The exhibition, titled ‘Jiva’, showcases the National Award-winning artist’s works crafted over the past 15 years with acrylic, pen and ink on canvas and paper. Curated by noted art historian and scholar Uma Nair, and hosted by Sanya Malik’s Black Cube Gallery, the week-long exhibition opens on April 27, and goes on till May 3, at Bikaner House in the Main Art Gallery.
The preview of the exhibition will be held from 6-9 PM on April 27.
Ratish Nanda, renowned Indian conservation architect and CEO of Aga Khan Trust for Culture (AKTC), will inaugurate the exhibition on April 27. He will also launch Sansanwal’s book ‘Meditations on Trees’ (Black Cube and Aleph Books) authored by curator Uma Nair, at the Ballroom, Bikaner House to a distinguished gathering of India’s famous artists, collectors and friends.
Nanda is India’s most famous restoration, reclamation and renewal architect, responsible for the landscaping of the Sundar Nursery area, spread over 100 acres, a project of AKTC. In 2018, TIME magazine featured Sundar Nursery among the 100 best places in the world.
In a happy coincidence, Ompal’s paintings on trees and nature come as the world celebrates April as Earth Month.
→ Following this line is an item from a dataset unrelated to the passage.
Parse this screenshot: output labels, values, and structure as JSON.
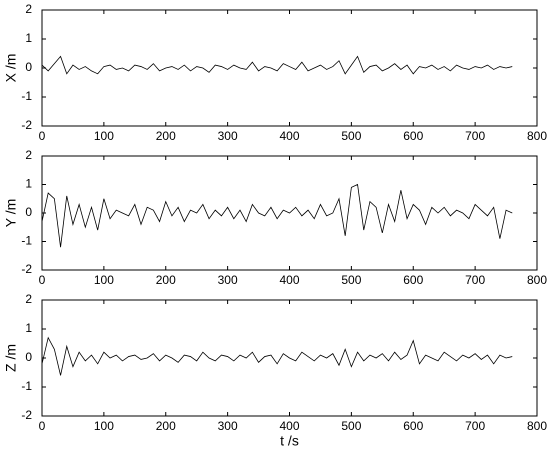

Ompal’s paintings move from solitary studies of the roots and branches of the trees, to collective groups that take on different shapes, telling the story of Krishna holding aloft the Govardhan hill, or Christ’s Last Supper, of Shiva and Parvati’s wedding, or even the Kurukshetra war with the Pandavas and Kauravas facing off. The paintings, done in ochre, sienna or shades of blue, are meditative in nature, and bear the artist’s trademark style where the long, intertwining roots and branches take on a human form and almost seem to speak.
“When I draw the trees, they come out in a meditative form,” says Ompal. His works have been featured in several solo exhibitions previously, including at the Museum Gallery, Mumbai; LTG Gallery, New Delhi, and Shridharani Gallery, New Delhi, as well as in group shows held at the Nehru Center in London, and in Yugoslavia.
Elaborating on his style, Uma Nair says: “As an artist, Ompal is a pilgrim who walks miles to find trees of his sensibility and sensitivity. When you look at his works, you sense a deep spiritual aura that fulfils him. His prowess for branching threaded twigs and leaves and berries and birds all become a rhythm.”
Sanya Malik of Black Cube Gallery says: “Ompal Sansanwal’s captivating oeuvre intricately weaves the profound narrative of humanity’s symbiotic bond with nature, with an emphasis on the primordial significance of trees and roots as the cradle of existence.”
Explaining his long break from the world of solo exhibitions, Ompal says that he was preparing for his ‘Jiva’ show. “I was preparing for the last 15 years,” he says.
Born in 1964, Sansanwal, an alumnus of Delhi College of Art, was the recipient of the National Award in 2002 and the 1991 All India Award, by the Rajasthan Lalit Kala Academy.